Cibo ecosostenibile, tecniche di cottura ecosostenibili, allevamenti ecosostenibili, pesca ecosostenibile, caccia ecosostenibile, automobili ecosostenibili, vestiti ecosostenibili, arredamenti ecosostenibili, industria ecosostenibile, vernici ecosostenibili, eccetera eccetera.
E chi più ne ha più ne metta. Basta, non se ne può più, è ora di darci un taglio!
Restituiamo ai nostri pensieri la sana (e giusta) dose di equilibrio e di buon senso. Entrambi fattori indispensabili per una adeguata disintossicazione cerebrale, ma altrettanto utili per espletare una analisi ponderata e obiettiva del mondo che ci circonda.
È mai possibile che tutto quello che ci riguarda, dai beni di consumo al tempo libero, dalle più semplici attività lavorative dell’artigianato alle più raffinate tecnologie dell’industria devano passare attraverso le Forche Caudine della sostenibilità? Per giunta ad appannaggio (a volte in senso antifrastico) sempre della stessa casacca politica?
E perché mai la tutela dell’ambiente, e di tutte le attività ad essa legate, deva necessariamente trasformarsi in una sorta di totem inespugnabile?
Un totem che sempre più spesso assume i connotati di un dogma. Inspiegabile e insindacabile al tempo stesso. E sul cui altare sacrificale vengono immolati i valori e gli stili di vita che regolano le nostre attività.
Ormai abbiamo i recettori olfattivi esausti dalla straripante e prolissa ecoflatulenza della sostenibilità a tutti i costi. E i timpani spossati per l’altrettanto molesta esondazione pletorica che, in maniera sempre più massiva, sta invadendo pesantemente anche i settore del food. Dalla grande distribuzione all’esclusivo universo del fine dining.
È praticamente impossibile infatti scovare una ricetta nella quale non compaia la dicitura “a chilometri zero” per quanto riguarda l’utilizzo degli ingredienti, o l’immancabile chiosa “ecosostenibile” riferita agli elementi del packaging.

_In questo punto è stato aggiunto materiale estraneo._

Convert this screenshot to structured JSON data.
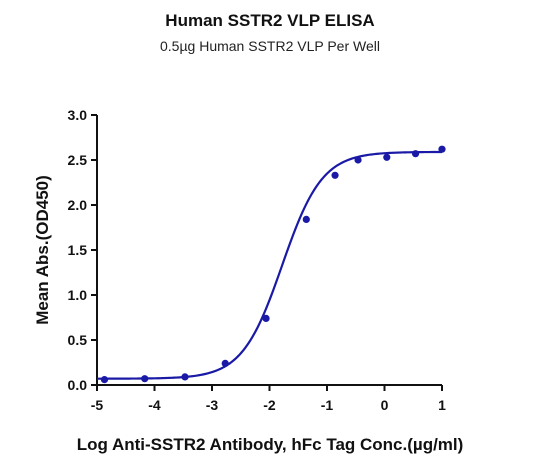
{
  "chart_data": {
    "type": "scatter",
    "title": "Human SSTR2 VLP ELISA",
    "subtitle": "0.5µg Human SSTR2 VLP Per Well",
    "xlabel": "Log Anti-SSTR2 Antibody, hFc Tag Conc.(µg/ml)",
    "ylabel": "Mean Abs.(OD450)",
    "xlim": [
      -5,
      1
    ],
    "ylim": [
      0,
      3.0
    ],
    "x_ticks": [
      "-5",
      "-4",
      "-3",
      "-2",
      "-1",
      "0",
      "1"
    ],
    "y_ticks": [
      "0.0",
      "0.5",
      "1.0",
      "1.5",
      "2.0",
      "2.5",
      "3.0"
    ],
    "grid": false,
    "legend": "none",
    "series": [
      {
        "points": [
          {
            "x": -4.87,
            "y": 0.06
          },
          {
            "x": -4.17,
            "y": 0.07
          },
          {
            "x": -3.47,
            "y": 0.09
          },
          {
            "x": -2.77,
            "y": 0.24
          },
          {
            "x": -2.06,
            "y": 0.74
          },
          {
            "x": -1.36,
            "y": 1.84
          },
          {
            "x": -0.86,
            "y": 2.33
          },
          {
            "x": -0.46,
            "y": 2.5
          },
          {
            "x": 0.04,
            "y": 2.53
          },
          {
            "x": 0.54,
            "y": 2.57
          },
          {
            "x": 1.0,
            "y": 2.62
          }
        ],
        "fit": {
          "model": "4PL",
          "bottom": 0.07,
          "top": 2.59,
          "logEC50": -1.78,
          "hill": 1.25
        }
      }
    ],
    "colors": {
      "series": "#1a1aa6",
      "axis": "#111111"
    }
  }
}
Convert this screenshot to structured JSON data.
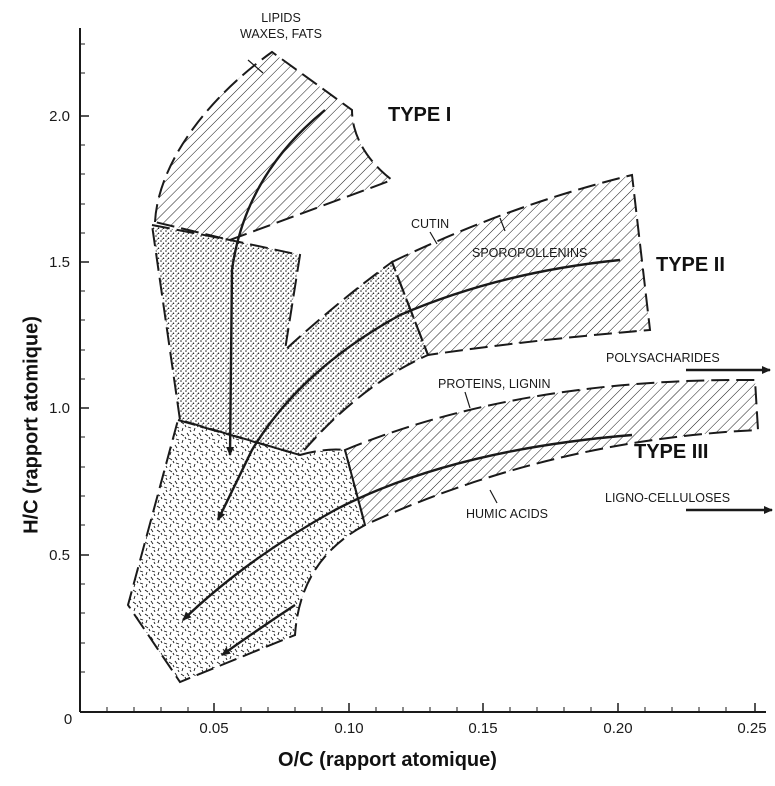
{
  "title": "",
  "axes": {
    "x_label": "O/C (rapport atomique)",
    "y_label": "H/C (rapport atomique)",
    "x_ticks": [
      "0",
      "0.05",
      "0.10",
      "0.15",
      "0.20",
      "0.25"
    ],
    "y_ticks": [
      "0.5",
      "1.0",
      "1.5",
      "2.0"
    ]
  },
  "kerogen_types": [
    "TYPE I",
    "TYPE II",
    "TYPE III"
  ],
  "annotations": {
    "lipids": "LIPIDS",
    "waxes_fats": "WAXES, FATS",
    "cutin": "CUTIN",
    "sporopollenins": "SPOROPOLLENINS",
    "polysacharides": "POLYSACHARIDES",
    "proteins_lignin": "PROTEINS, LIGNIN",
    "humic_acids": "HUMIC ACIDS",
    "ligno_celluloses": "LIGNO-CELLULOSES"
  },
  "style": {
    "ink": "#1a1a1a",
    "paper": "#ffffff"
  }
}
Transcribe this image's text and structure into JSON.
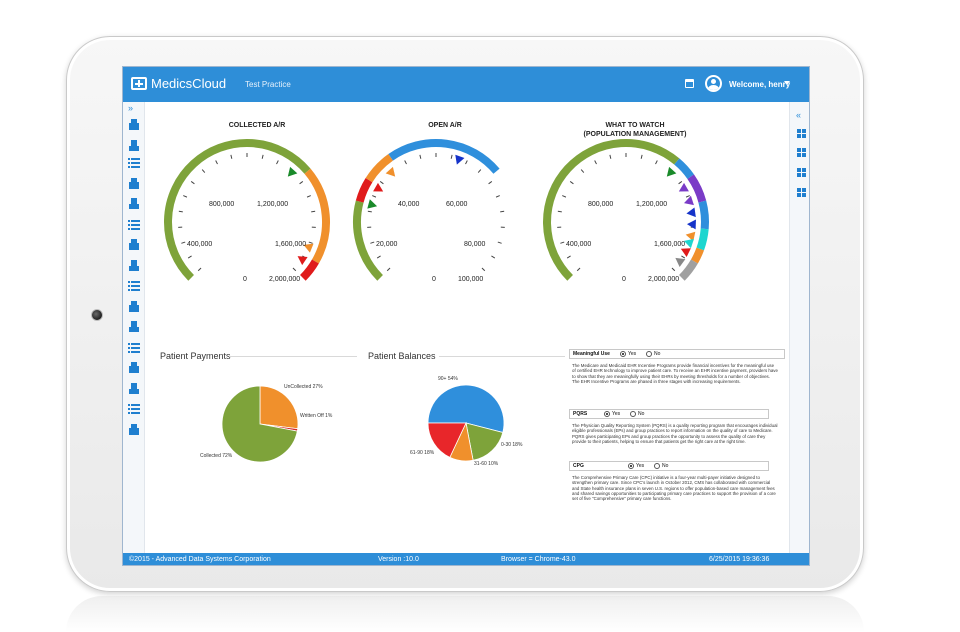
{
  "header": {
    "app_name": "MedicsCloud",
    "practice": "Test Practice",
    "welcome": "Welcome, henry"
  },
  "left_nav": {
    "expand": "»",
    "icons": [
      "home-icon",
      "user-icon",
      "list-icon",
      "history-icon",
      "transfer-icon",
      "hospital-icon",
      "billing-icon",
      "tools-icon",
      "pills-icon",
      "edit-icon",
      "users-icon",
      "document-icon",
      "wheelchair-icon",
      "person-icon",
      "family-icon",
      "group-icon"
    ]
  },
  "right_nav": {
    "collapse": "«",
    "icons": [
      "dashboard-icon",
      "settings-icon",
      "wrench-icon",
      "book-icon"
    ]
  },
  "gauges": [
    {
      "title": "COLLECTED A/R",
      "labels": [
        "0",
        "400,000",
        "800,000",
        "1,200,000",
        "1,600,000",
        "2,000,000"
      ]
    },
    {
      "title": "OPEN A/R",
      "labels": [
        "0",
        "20,000",
        "40,000",
        "60,000",
        "80,000",
        "100,000"
      ]
    },
    {
      "title": "WHAT TO WATCH\n(POPULATION MANAGEMENT)",
      "labels": [
        "0",
        "400,000",
        "800,000",
        "1,200,000",
        "1,600,000",
        "2,000,000"
      ]
    }
  ],
  "patient_payments": {
    "title": "Patient Payments",
    "slices": [
      {
        "label": "Collected 72%",
        "value": 72,
        "color": "#7ea33a"
      },
      {
        "label": "UnCollected 27%",
        "value": 27,
        "color": "#f0902c"
      },
      {
        "label": "Written Off 1%",
        "value": 1,
        "color": "#d42a2a"
      }
    ]
  },
  "patient_balances": {
    "title": "Patient Balances",
    "slices": [
      {
        "label": "90+ 54%",
        "value": 54,
        "color": "#2f8fdc"
      },
      {
        "label": "0-30 18%",
        "value": 18,
        "color": "#7ea33a"
      },
      {
        "label": "31-60 10%",
        "value": 10,
        "color": "#f0902c"
      },
      {
        "label": "61-90 18%",
        "value": 18,
        "color": "#e8262a"
      }
    ]
  },
  "programs": {
    "yes": "Yes",
    "no": "No",
    "items": [
      {
        "name": "Meaningful Use",
        "text": "The Medicare and Medicaid EHR Incentive Programs provide financial incentives for the meaningful use of certified EHR technology to improve patient care. To receive an EHR incentive payment, providers have to show that they are meaningfully using their EHRs by meeting thresholds for a number of objectives. The EHR Incentive Programs are phased in three stages with increasing requirements."
      },
      {
        "name": "PQRS",
        "text": "The Physician Quality Reporting System (PQRS) is a quality reporting program that encourages individual eligible professionals (EPs) and group practices to report information on the quality of care to Medicare. PQRS gives participating EPs and group practices the opportunity to assess the quality of care they provide to their patients, helping to ensure that patients get the right care at the right time."
      },
      {
        "name": "CPG",
        "text": "The Comprehensive Primary Care (CPC) initiative is a four-year multi-payer initiative designed to strengthen primary care. Since CPC's launch in October 2012, CMS has collaborated with commercial and State health insurance plans in seven U.S. regions to offer population-based care management fees and shared savings opportunities to participating primary care practices to support the provision of a core set of five \"Comprehensive\" primary care functions."
      }
    ]
  },
  "footer": {
    "copyright": "©2015 - Advanced Data Systems Corporation",
    "version": "Version :10.0",
    "browser": "Browser = Chrome-43.0",
    "datetime": "6/25/2015 19:36:36"
  }
}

Quasi fosse un reato usare ingredienti che, per motivi culturali o strettamente ambientali, non possano provenire dalle aree limitrofe nelle quali si trova ad operare uno Chef o un qualsiasi addetto alla ristorazione.
E chi può arrogarsi il titolo di valutare la genuinità o la bontà di un prodotto, solo perché viene definito “a chilometri zero” dai guru (e dai loro sodali) che muovono le fila dell’ecoteatrino universale?

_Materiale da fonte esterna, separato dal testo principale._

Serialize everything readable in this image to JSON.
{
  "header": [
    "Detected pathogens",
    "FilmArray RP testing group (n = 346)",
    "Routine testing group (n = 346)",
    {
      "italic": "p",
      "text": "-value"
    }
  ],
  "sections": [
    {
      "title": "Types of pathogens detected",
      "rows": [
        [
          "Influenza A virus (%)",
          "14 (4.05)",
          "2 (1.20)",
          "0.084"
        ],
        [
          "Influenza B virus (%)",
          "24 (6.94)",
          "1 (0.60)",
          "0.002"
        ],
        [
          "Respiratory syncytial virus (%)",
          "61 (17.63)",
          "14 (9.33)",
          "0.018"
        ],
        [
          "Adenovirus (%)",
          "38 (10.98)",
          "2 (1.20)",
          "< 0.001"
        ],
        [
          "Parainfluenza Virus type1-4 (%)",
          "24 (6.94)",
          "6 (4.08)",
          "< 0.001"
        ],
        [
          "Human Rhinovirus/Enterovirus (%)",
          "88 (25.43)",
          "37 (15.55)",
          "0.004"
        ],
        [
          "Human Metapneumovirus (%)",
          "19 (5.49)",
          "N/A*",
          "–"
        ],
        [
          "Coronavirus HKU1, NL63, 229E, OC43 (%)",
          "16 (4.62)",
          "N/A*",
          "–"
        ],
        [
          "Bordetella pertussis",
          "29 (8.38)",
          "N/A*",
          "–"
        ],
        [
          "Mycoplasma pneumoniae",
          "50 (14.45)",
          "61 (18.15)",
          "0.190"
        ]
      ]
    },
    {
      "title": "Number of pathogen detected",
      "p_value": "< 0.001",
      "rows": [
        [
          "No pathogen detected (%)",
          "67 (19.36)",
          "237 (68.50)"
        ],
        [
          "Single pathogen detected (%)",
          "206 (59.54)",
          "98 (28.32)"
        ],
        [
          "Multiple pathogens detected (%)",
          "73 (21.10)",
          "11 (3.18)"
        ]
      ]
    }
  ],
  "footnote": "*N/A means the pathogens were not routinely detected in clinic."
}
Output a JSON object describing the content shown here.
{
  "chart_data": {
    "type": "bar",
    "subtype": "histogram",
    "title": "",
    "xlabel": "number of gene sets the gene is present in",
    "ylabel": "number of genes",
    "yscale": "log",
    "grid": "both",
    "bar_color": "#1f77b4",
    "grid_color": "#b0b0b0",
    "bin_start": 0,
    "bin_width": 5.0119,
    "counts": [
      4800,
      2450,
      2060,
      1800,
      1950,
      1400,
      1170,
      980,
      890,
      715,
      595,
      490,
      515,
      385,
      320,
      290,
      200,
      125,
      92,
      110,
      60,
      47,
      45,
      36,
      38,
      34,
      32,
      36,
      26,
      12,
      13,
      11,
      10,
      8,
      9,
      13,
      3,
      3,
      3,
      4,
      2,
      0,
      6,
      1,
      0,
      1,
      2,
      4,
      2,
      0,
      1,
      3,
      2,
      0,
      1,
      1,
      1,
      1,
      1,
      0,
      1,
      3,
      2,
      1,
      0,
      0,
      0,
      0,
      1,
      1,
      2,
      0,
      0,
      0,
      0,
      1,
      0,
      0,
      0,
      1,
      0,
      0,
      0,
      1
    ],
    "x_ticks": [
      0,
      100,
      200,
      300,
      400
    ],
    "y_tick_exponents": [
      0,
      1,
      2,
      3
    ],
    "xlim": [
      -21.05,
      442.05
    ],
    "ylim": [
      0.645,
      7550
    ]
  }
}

Un taglio di Fassona piemontese è forse più ecosostenibile di una bistecca di Wagyu (considerata la più pregiata carne del mondo) solo perché quest’ultima arriva dal Giappone?
E un dragon fruit o un mangostano importati dal Vietnam risultano meno appetibili di un fico d’India cresciuto nel proprio giardino?

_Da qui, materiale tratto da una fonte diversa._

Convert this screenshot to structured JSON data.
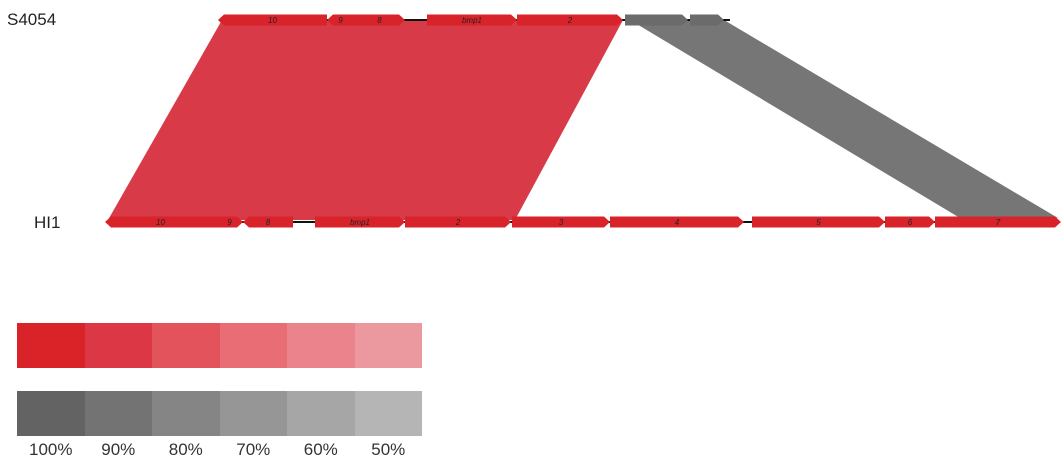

Non si può condizionare, né limitare, il lavoro di uno Chef avendo come riferimento esclusivo il dilagante altare sacrificale della eco-sostenibilità.
Né trasformare questa abusata effigie (osannata e ostentata dai paladini ad oltranza della protezione ambientale) in un simulacro inespugnabile che, oltre a stabilire le direttive alle quali attenersi, detta al tempo stesso anche le regole di mercato.
E ora di riprendersi il sacrosanto diritto di poter scegliere in piena autonomia quali ingredienti usare, indipendentemente dalla loro provenienza o dalla distanza dell’area di produzione. Presupposto essenziale per cambiare radicalmente l’attuale situazione.
Magari arrivando ad una condizione diametralmente opposta nella quale, riferendosi agli alimenti, si possa parlare finalmente di “ingredienti ad anni luce zero”. E archiviare definitivamente la pletora della sostenibilità.
In fondo tutti gli alimenti e gli ingredienti utilizzati in cucina provengono dalla stessa Madre Terra, argomento sempre evocato e tanto caro agli ecoburattini di ogni latitudine. Scientemente ammaestrati dai pupari dell’enclave politica di riferimento, affiancati sovente dall’immancabile masnada di plutocrati sempre più vorace e fagocitante.
Una inversione di rotta, che sia chiaro non vuol dire affatto trascurare o non prestare la dovuta attenzione alle svariate problematiche dell’ambiente, sarebbe auspicabile per ristabilire un po’ di equilibrio.
E se ciò avvenisse, parafrasando le parole di Neil Armstrong quando mosse i primi passi sulla Luna (“One small step for a man, one giant leap for mankind”), questo cambiamento sarebbe senz’altro “un piccolo passo per uno Chef, e un gran balzo per la cucina dell’intera umanità”.